Commentaire de l’Evangile du Jour (27 Mars 2022, 4ème dimanche de Carême) de l’Abbé Thierry Delumeau :

« Toi, mon enfant, tu es toujours avec moi, et tout ce qui est à moi est à toi. Il fallait festoyer et se réjouir ; car ton frère que voilà était mort, et il est revenu à la vie ; il était perdu, et il est retrouvé ! » (Lc 15,31-32) dit le Père à son fils ainé. La parabole dite de l’enfant prodigue nous donne un enseignement non seulement sur l’attitude du fils prodigue, mais aussi sur celle du fils ainé, ainsi que celle du père des deux fils. Les deux fils, le cadet pécheur, s’éloignant du père pour un temps, dilapidant tout l’héritage en jouissant de la vie, ainsi que le fils ainé, resté à la maison, toujours au service du père, mais au coeur endurci et suffisant, livrent, tous les deux, leur manquement face à l’exigence d’amour du Père. Nous pouvons nous reconnaître tantôt dans l’un, tantôt dans l’autre. Le père, dans son infinie patience, tire ses deux fils vers l’exigence de l’amour et du pardon, seule réalité qui a de l’importance aux yeux du père. 

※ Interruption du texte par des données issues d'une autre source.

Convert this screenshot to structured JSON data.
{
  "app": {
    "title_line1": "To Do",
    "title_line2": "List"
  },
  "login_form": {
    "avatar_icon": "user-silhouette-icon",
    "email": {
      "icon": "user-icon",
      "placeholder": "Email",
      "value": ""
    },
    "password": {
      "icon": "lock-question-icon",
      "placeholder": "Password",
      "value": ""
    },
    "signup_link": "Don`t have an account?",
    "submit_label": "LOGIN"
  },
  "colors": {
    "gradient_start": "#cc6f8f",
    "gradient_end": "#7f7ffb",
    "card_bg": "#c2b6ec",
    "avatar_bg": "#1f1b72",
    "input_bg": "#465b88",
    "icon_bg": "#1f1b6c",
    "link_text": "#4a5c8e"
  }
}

Pour le fils cadet, jouir de la vie, vivre loin de toute exigence morale, brûler l’instant présent semble la panacée du bonheur. Il va faire la douloureuse expérience que toute vie loin du véritable amour du père, est un drame, au point de se dire : « Père, j’ai péché contre le ciel et envers toi. Je ne suis plus digne d’être appelé ton fils. Traite-moi comme l’un de tes ouvriers. » (Lc 15,18-19). Le retour à la maison devient pour lui l’unique but, même s’il doit être le dernier des ouvriers, tant vivre l’amour de ce père aimant est irremplaçable à son bonheur. L’expérience du repentir, de la demande de pardon et de la réception de celui-ci, sont un immense bonheur, car le pardon accueilli vivifie profondément l’âme. Il y a là un caractère de résurrection. Cette expérience est vécue par tous ceux qui ont vécu une grande conversion de vie, au point que la rencontre avec le Christ a tout changé de manière radicale. Les prostitués, les publicains qui suivent Jésus se reconnaissent en ce fils cadet.

Le fils ainé est sûr de lui. Il ne peut comprendre que l’on puisse accueillir son frère qu’il ne reconnait plus comme tel, s’adressant à son père en lui disant : « ton fils que voilà est revenu après avoir dévoré ton bien avec des prostituées… » (Lc 15,30). Ce n’est plus « mon frère », mais « ton fils ». L’amour n’habite pas ce coeur aigri. Il revendique à son père ses mérites et non pas la joie d’être habité par l’amour de son père : « Il y a tant d’années que je suis à ton service sans avoir jamais transgressé tes ordres, et jamais tu ne m’as donné un chevreau pour festoyer avec mes amis. » (Lc 15,29). Autrement dit, « tu ne vois pas que je mérite toute ta reconnaissante, moi qui suis à ton service ». Dans cette parabole, ce sont, bien sûr, les pharisiens, les sadducéens, les grands prêtres, les scribes et les anciens, ceux qui pensent qu’ils sont des hommes biens, dont Dieu doit être fier, et qui ne cessent de mépriser, les publicains, prostitués et le peuple inculte à leur yeux. L’orgueil habite leur coeur, car ils ne regardent pas, comme le fils cadet repenti, l’amour miséricordieux du père, mais leur nombril, en faisant valoir ce qui leur revient.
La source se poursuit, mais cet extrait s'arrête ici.